Was passiert, wenn Sie einen DS-GVO-Verstoß nicht melden?

Wenn Sie die DS-GVO-Meldepflicht bei einem Verstoß missachten, drohen Ihnen auch hier Bußgelder. Sie können von sechsstellige Summen bis hin zu Millionenbeträgen reichen – das Risiko lohnt sich also nicht. In Artikel 83 DS-GVO sind sogar Geldstrafen von bis zu 20 Millionen Euro oder alternativ bis zu vier Prozent des weltweiten Jahresumsatzes (des Unternehmens) festgehalten.

Auch kann nach Art. 82 DS-GVO ein Schadensersatzanspruch gegen Ihr Unternehmen geltend gemacht werden, wenn eine Meldung bei der Aufsichtsbehörde unterbleibt.
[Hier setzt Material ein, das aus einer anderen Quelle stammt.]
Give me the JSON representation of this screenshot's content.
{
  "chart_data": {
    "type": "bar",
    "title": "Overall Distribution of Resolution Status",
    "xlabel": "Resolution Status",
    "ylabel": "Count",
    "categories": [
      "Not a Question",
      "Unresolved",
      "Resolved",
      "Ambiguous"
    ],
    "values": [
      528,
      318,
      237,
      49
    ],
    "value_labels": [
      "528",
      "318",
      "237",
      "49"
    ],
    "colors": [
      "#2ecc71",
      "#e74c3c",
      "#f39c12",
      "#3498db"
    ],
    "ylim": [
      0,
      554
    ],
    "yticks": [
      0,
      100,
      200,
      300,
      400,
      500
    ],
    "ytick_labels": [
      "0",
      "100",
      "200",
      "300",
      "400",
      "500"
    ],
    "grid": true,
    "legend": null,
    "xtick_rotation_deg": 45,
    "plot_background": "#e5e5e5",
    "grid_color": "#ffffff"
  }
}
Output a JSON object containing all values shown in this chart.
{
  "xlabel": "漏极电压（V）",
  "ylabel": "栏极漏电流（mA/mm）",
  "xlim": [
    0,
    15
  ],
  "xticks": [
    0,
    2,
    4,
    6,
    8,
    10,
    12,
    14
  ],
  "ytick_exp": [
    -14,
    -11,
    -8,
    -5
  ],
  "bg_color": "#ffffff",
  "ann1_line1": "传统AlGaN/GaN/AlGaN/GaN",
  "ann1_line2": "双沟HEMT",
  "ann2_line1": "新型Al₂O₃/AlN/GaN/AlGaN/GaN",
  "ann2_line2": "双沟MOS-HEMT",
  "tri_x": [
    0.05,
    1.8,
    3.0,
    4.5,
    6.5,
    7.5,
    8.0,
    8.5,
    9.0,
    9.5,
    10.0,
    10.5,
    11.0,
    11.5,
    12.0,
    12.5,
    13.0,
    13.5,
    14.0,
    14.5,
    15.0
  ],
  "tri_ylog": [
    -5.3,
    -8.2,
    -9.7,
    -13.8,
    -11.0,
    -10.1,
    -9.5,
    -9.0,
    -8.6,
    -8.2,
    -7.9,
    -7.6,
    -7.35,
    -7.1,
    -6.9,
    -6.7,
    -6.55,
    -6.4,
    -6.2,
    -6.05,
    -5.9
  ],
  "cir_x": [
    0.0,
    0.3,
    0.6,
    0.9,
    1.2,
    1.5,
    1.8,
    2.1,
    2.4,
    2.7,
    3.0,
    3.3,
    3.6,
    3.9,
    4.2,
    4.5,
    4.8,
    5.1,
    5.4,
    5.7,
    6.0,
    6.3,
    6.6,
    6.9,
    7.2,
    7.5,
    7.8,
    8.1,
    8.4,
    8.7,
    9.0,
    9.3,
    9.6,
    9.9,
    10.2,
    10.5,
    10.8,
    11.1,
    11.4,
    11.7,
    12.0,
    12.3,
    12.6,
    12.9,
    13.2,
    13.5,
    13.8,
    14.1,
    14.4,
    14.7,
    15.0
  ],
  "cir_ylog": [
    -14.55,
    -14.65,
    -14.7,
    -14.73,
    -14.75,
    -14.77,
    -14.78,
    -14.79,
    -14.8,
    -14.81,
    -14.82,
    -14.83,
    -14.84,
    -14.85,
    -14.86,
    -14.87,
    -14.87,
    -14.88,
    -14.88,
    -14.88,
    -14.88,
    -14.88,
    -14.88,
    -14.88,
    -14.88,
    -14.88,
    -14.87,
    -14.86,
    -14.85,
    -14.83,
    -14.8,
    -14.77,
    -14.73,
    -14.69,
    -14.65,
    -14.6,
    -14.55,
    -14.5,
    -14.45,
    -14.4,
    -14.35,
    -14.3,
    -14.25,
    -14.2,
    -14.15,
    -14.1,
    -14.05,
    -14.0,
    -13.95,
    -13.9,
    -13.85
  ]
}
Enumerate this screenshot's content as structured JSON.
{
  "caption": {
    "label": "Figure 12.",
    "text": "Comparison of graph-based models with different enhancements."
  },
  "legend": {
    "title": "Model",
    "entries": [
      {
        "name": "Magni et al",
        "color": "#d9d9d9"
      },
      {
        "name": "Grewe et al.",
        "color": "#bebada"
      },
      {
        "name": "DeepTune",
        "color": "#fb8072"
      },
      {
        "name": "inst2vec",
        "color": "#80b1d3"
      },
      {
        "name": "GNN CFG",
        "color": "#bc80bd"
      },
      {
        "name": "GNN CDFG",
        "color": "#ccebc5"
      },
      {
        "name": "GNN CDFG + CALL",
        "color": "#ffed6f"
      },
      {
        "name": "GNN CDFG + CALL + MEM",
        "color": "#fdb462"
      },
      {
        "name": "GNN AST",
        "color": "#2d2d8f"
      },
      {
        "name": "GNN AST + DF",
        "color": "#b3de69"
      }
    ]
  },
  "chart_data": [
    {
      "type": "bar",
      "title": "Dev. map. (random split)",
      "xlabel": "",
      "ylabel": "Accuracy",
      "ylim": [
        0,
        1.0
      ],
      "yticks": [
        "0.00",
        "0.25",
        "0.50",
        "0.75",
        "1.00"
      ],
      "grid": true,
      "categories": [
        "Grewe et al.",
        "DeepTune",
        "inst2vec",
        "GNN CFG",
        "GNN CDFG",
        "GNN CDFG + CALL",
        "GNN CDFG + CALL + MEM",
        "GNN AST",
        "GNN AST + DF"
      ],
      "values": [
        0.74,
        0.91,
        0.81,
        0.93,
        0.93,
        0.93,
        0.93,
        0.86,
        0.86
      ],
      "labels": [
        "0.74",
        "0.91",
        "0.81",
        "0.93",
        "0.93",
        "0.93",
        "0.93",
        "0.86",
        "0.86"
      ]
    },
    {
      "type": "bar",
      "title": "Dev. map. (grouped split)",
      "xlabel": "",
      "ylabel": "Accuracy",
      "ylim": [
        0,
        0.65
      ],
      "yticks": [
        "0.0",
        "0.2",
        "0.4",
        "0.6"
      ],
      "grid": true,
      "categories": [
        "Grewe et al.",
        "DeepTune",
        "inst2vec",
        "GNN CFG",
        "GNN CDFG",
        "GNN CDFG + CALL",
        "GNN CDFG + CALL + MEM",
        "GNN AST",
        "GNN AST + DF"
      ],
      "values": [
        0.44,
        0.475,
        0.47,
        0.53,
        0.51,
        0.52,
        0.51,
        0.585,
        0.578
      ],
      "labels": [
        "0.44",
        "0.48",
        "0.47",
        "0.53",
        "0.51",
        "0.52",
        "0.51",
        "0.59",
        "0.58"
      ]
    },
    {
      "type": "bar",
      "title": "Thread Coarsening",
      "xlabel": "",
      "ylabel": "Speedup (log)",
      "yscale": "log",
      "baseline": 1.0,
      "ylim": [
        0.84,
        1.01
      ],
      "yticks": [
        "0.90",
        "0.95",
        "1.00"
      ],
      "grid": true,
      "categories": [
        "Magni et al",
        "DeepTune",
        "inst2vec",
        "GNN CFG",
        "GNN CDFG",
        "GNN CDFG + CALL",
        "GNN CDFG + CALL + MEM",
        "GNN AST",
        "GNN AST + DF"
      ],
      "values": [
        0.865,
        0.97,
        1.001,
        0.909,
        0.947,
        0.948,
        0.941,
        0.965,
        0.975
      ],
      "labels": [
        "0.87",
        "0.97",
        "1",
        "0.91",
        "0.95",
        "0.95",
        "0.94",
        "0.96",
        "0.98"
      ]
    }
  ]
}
Doch mit diesen Kosten ist es nicht getan. Ihrem Unternehmen entsteht zudem ein Imageschaden, denn Kunden und Partner nehmen Datenpannen selten auf die leichte Schulter. Wenn herauskommt, dass Sie neben der Datenpanne auch die Meldepflicht laut Datenschutzgesetz umgangen haben, verlieren Geschäftspartner das Vertrauen in Ihr Unternehmen und Ihre Produkte. Besser ist es also, sich den Fehler direkt einzugestehen, den DS-GVO-Verstoß sofort zu melden und passende Gegenmaßnahmen zu ergreifen. Gern gesehen sind hier zum Beispiel große Investition in die zukünftige Datensicherheit.

So vermeiden Sie Verstöße von vorneherein

Vorsicht ist besser als Nachsicht. Wenn Sie von Beginn an auf die Unterstützung durch einen qualifizierten internen oder externen Datenschutzbeauftragten setzen, können Sie Bußgelder durch DS-GVO-Verstöße zuverlässig vermeiden. Der DSB kümmert sich um die regelkonforme Speicherung und Verarbeitung von personenbezogenen Daten. Außerdem haben Sie einen erfahrenen Experten an Ihrer Seite, der Sie je nach Vertrag von jeglicher Haftung im Datenschutzbereich entbindet.

Fazit: DS-GVO-Verstoß frühzeitig melden

Sie sollten einen DS-GVO-Verstoß zeitnah melden, um die Konsequenzen so gering wie möglich zu halten. Außerdem drohen hohe Geldbußen und der Vertrauensverlust Ihrer Kunden, wenn Sie Verstöße nicht melden und diese im Nachhinein aufgedeckt werden. Ihre beste Option besteht darin, einen zuverlässigen Datenschutzbeauftragten zu benennen, der Verstöße gegen die DS-GVO-Meldepflicht und ähnliche Regelungen vermeidet.